Kenya prides itself on its IT skills, and Bunge does not lack resources — it costs us more than the entire Judiciary. As it is, connecting the various bits of relevant information is difficult.

When a Bill for a new law is nearing the end of the process, the order paper will indicate any changes the relevant committee proposes in it. But there are no explanations for these proposals. These are not really reports — more like shopping lists.

Indeed, parliamentary committees are even more of a closed book than Parliament itself. This very week, three committees were to consider Bills, but all decided to sit in closed meetings. Why should consideration of Bills be secret? The Constitution says private sittings must be held only in exceptional circumstances. The Departmental Committee on Agriculture and Livestock did not even reveal which Bill/s it was to discuss.
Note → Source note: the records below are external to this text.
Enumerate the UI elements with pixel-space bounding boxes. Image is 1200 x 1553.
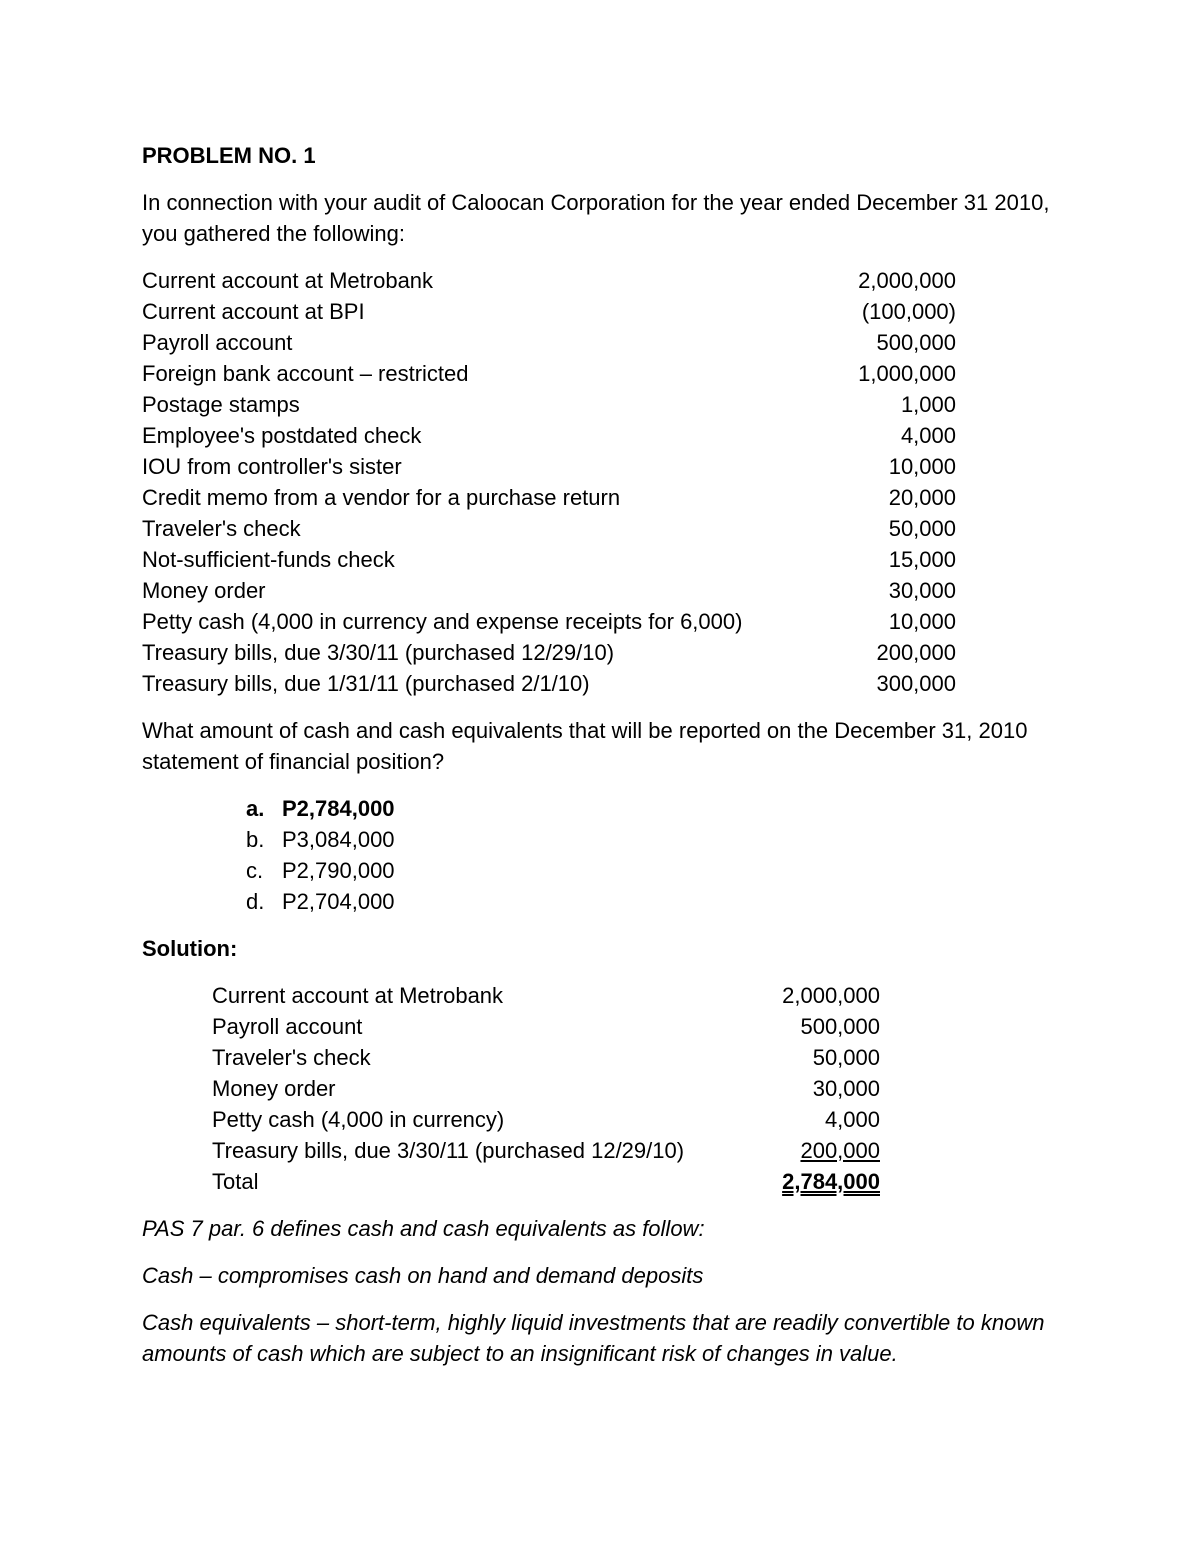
question-text: What amount of cash and cash equivalents that will be reported on the December 31, 2010 statement of financial position? (142, 718, 1028, 774)
table-row: Payroll account 500,000 (142, 330, 956, 355)
problem-intro: In connection with your audit of Caloocan Corporation for the year ended December 31 2010, you gathered the following: (142, 190, 1050, 246)
table-row: Payroll account 500,000 (212, 1014, 880, 1039)
table-row: Postage stamps 1,000 (142, 392, 956, 417)
table-row: Treasury bills, due 1/31/11 (purchased 2/1/10) 300,000 (142, 671, 956, 696)
choice-b: b. P3,084,000 (246, 827, 395, 852)
table-row: Current account at Metrobank 2,000,000 (142, 268, 956, 293)
document-page (142, 140, 1062, 1369)
table-row: Current account at Metrobank 2,000,000 (212, 983, 880, 1008)
definition-intro: PAS 7 par. 6 defines cash and cash equivalents as follow: (142, 1216, 705, 1241)
table-row: Money order 30,000 (212, 1076, 880, 1101)
choice-d: d. P2,704,000 (246, 889, 395, 914)
table-row: Current account at BPI (100,000) (142, 299, 956, 324)
total-amount: 2,784,000 (782, 1169, 880, 1194)
cash-equivalents-definition: Cash equivalents – short-term, highly liquid investments that are readily convertible to known amounts of cash which are subject to an insignificant risk of changes in value. (142, 1310, 1045, 1366)
table-row: Petty cash (4,000 in currency and expense receipts for 6,000) 10,000 (142, 609, 956, 634)
total-label: Total (212, 1169, 259, 1194)
problem-title: PROBLEM NO. 1 (142, 143, 316, 168)
table-row: Employee's postdated check 4,000 (142, 423, 956, 448)
table-row: Money order 30,000 (142, 578, 956, 603)
table-row: Not-sufficient-funds check 15,000 (142, 547, 956, 572)
solution-table (212, 980, 880, 1197)
cash-definition: Cash – compromises cash on hand and demand deposits (142, 1263, 704, 1288)
problem-items-table (142, 265, 956, 699)
table-row: Traveler's check 50,000 (142, 516, 956, 541)
solution-title: Solution: (142, 936, 238, 961)
table-row: Credit memo from a vendor for a purchase return 20,000 (142, 485, 956, 510)
table-row: Traveler's check 50,000 (212, 1045, 880, 1070)
table-row: Petty cash (4,000 in currency) 4,000 (212, 1107, 880, 1132)
table-row: IOU from controller's sister 10,000 (142, 454, 956, 479)
table-row: Foreign bank account – restricted 1,000,000 (142, 361, 956, 386)
last-amount: 200,000 (800, 1138, 880, 1163)
table-row: Treasury bills, due 3/30/11 (purchased 12/29/10) 200,000 (212, 1138, 880, 1163)
choice-a: a. P2,784,000 (246, 796, 395, 821)
table-row: Treasury bills, due 3/30/11 (purchased 12/29/10) 200,000 (142, 640, 956, 665)
choice-c: c. P2,790,000 (246, 858, 395, 883)
total-row (212, 1166, 880, 1197)
answer-choices (246, 793, 1062, 917)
Very few committee reports are made public (at least on Bunge’s website). The Committee on Transport, Public Works and Housing has produced some — though not very informative. There was a fairly detailed committee report on the infamous Election Laws (Amendment) Bill.
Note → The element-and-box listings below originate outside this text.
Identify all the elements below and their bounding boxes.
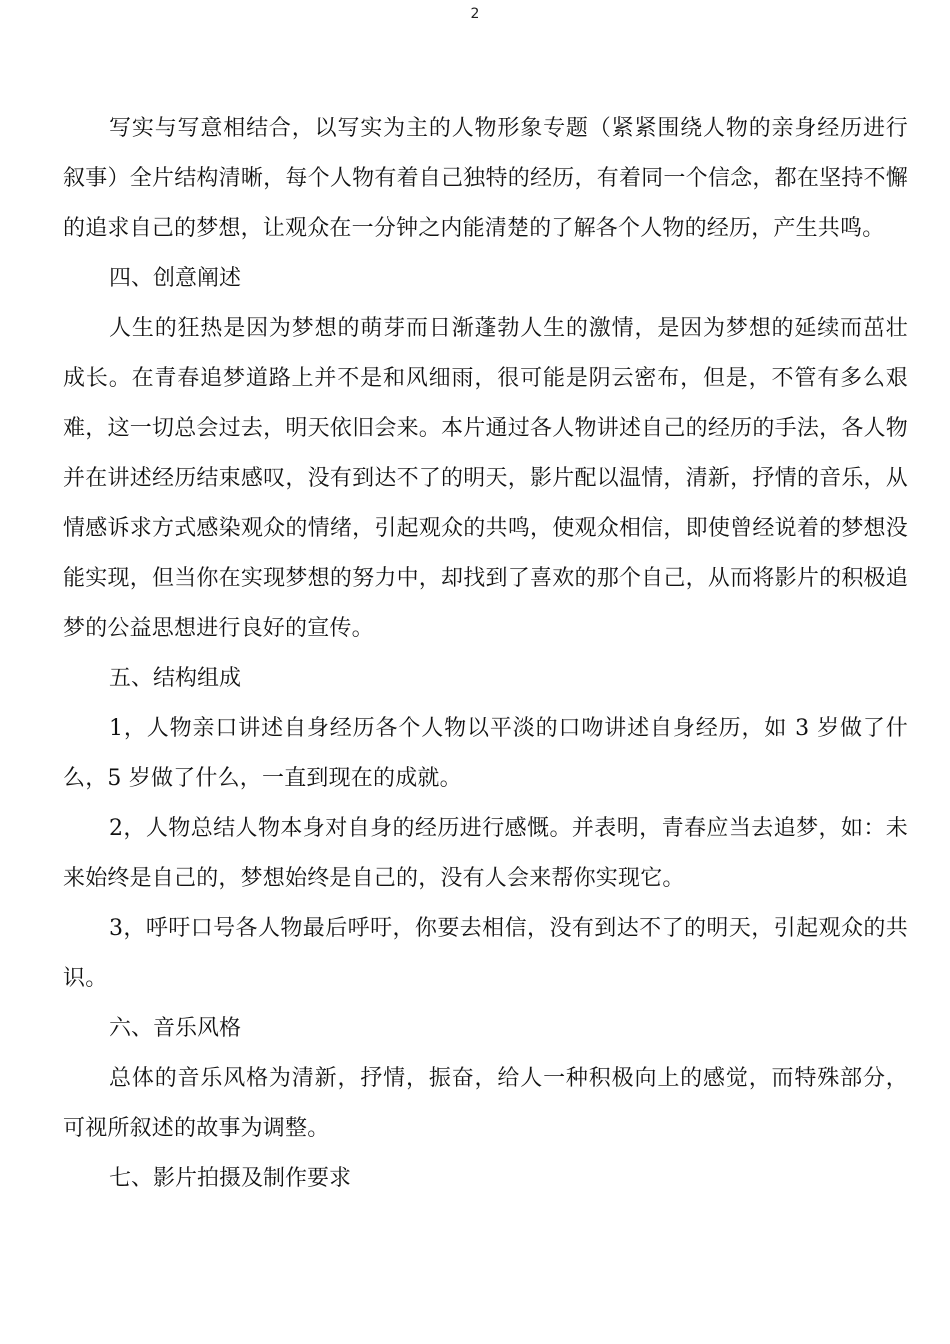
paragraph-creative: 人生的狂热是因为梦想的萌芽而日渐蓬勃人生的激情，是因为梦想的延续而茁壮成长。在青春追梦道路上并不是和风细雨，很可能是阴云密布，但是，不管有多么艰难，这一切总会过去，明天依旧会来。本片通过各人物讲述自己的经历的手法，各人物并在讲述经历结束感叹，没有到达不了的明天，影片配以温情，清新，抒情的音乐，从情感诉求方式感染观众的情绪，引起观众的共鸣，使观众相信，即使曾经说着的梦想没能实现，但当你在实现梦想的努力中，却找到了喜欢的那个自己，从而将影片的积极追梦的公益思想进行良好的宣传。: [63, 316, 908, 641]
paragraph-structure-3: 3，呼吁口号各人物最后呼吁，你要去相信，没有到达不了的明天，引起观众的共识。: [63, 916, 908, 991]
section-heading-music: 六、音乐风格: [109, 1016, 242, 1041]
page-number: 2: [470, 6, 480, 22]
section-heading-structure: 五、结构组成: [109, 666, 242, 691]
paragraph-structure-1: 1，人物亲口讲述自身经历各个人物以平淡的口吻讲述自身经历，如 3 岁做了什么，5 岁做了什么，一直到现在的成就。: [63, 716, 908, 791]
document-body: [63, 104, 908, 1204]
paragraph-structure-2: 2，人物总结人物本身对自身的经历进行感慨。并表明，青春应当去追梦，如：未来始终是自己的，梦想始终是自己的，没有人会来帮你实现它。: [63, 816, 908, 891]
section-heading-creative: 四、创意阐述: [109, 266, 242, 291]
paragraph-music: 总体的音乐风格为清新，抒情，振奋，给人一种积极向上的感觉，而特殊部分，可视所叙述的故事为调整。: [63, 1066, 908, 1141]
paragraph-intro: 写实与写意相结合，以写实为主的人物形象专题（紧紧围绕人物的亲身经历进行叙事）全片结构清晰，每个人物有着自己独特的经历，有着同一个信念，都在坚持不懈的追求自己的梦想，让观众在一分钟之内能清楚的了解各个人物的经历，产生共鸣。: [63, 116, 908, 241]
section-heading-production: 七、影片拍摄及制作要求: [109, 1166, 352, 1191]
The Constitution says a law passed must be published in the Gazette, and comes into legal effect 14 days later, unless it gives a different date itself. Last week, the Gazette announced the publication of three ‘legal notices’: One set of regulations, and two Bills. By Tuesday this week, none of these was actually available at the Government bookshop. It is normal for publication to be delayed for 10-14 days. Yet, regulations are supposed to become effective on the day they are published in the Gazette. If listing them on the contents page of the Gazette is the ‘publication’ date (and it is hard to say what other date can be) they become law before anyone reads them, a gross violation of the rule of law.




Statute Law (Miscellaneous Amendments) Bills are another opaque device. In theory, they deal with minor, non-controversial matters that do not merit individual amendment Bills for each Act. Fair enough, if it is to change Independence Day to Jamhuri Day, or ‘minister’ to Cabinet Secretary’. But many of these Bills contain controversial or policy issues that should be openly presented and discussed. At least one is passed each year.

Recently, two were published on the same day (officially April 10 but in reality later) — one for law changes affecting counties and one for others. Between them they contain 170 pages of amendment and amend 80 Acts. Some changes for a single Act cover several pages. These Bills have no effective contents list showing which laws are to be changed. Among the proposed changes is to give Parliament power to vet members of the Judicial Service Commission elected by the various courts (a current controversy).

The Explanatory Memorandums do not necessarily explain every change — omitting, for example, the mysterious one that removes the Anti-Corruption Commission from the category of ‘investigative agency’ in the Act on the DPP (see Wednesday’s Star). The DPP is currently able to direct the EACC to investigate, and cooperate with it, while it is supposed to supply the DPP with all relevant material collected during an investigation. It seems the plan is to remove these requirements. Why?

This is an underhand way of changing the law, and one that makes it hard for the changes to receive careful consideration in Parliament. Five Kenyan judges observed that “It is clear that both on policy and good governance, which is one of the values and principles of governance in Article 10 of the Constitution, … omnibus amendments in the form of Statute Law Miscellaneous legislations ought to be confined only to minor non-controversial and generally house-keeping amendments.” One judge said in another case that a change that impacts on the letter or the spirit of the Constitution cannot be termed minor, non-controversial or house-keeping. Clearly a (probably unconstitutional) change to vetting of JSC members is not minor.

Some might blame pressure of time and resources, but, in reality, the lack of transparency reflects an unreformed attitude of both politicians and public service that treats the people as not really needing to understand state policy and practice nor to be involved. Such violation of a major constitutional principle undermines other principles, like democracy and accountability of government.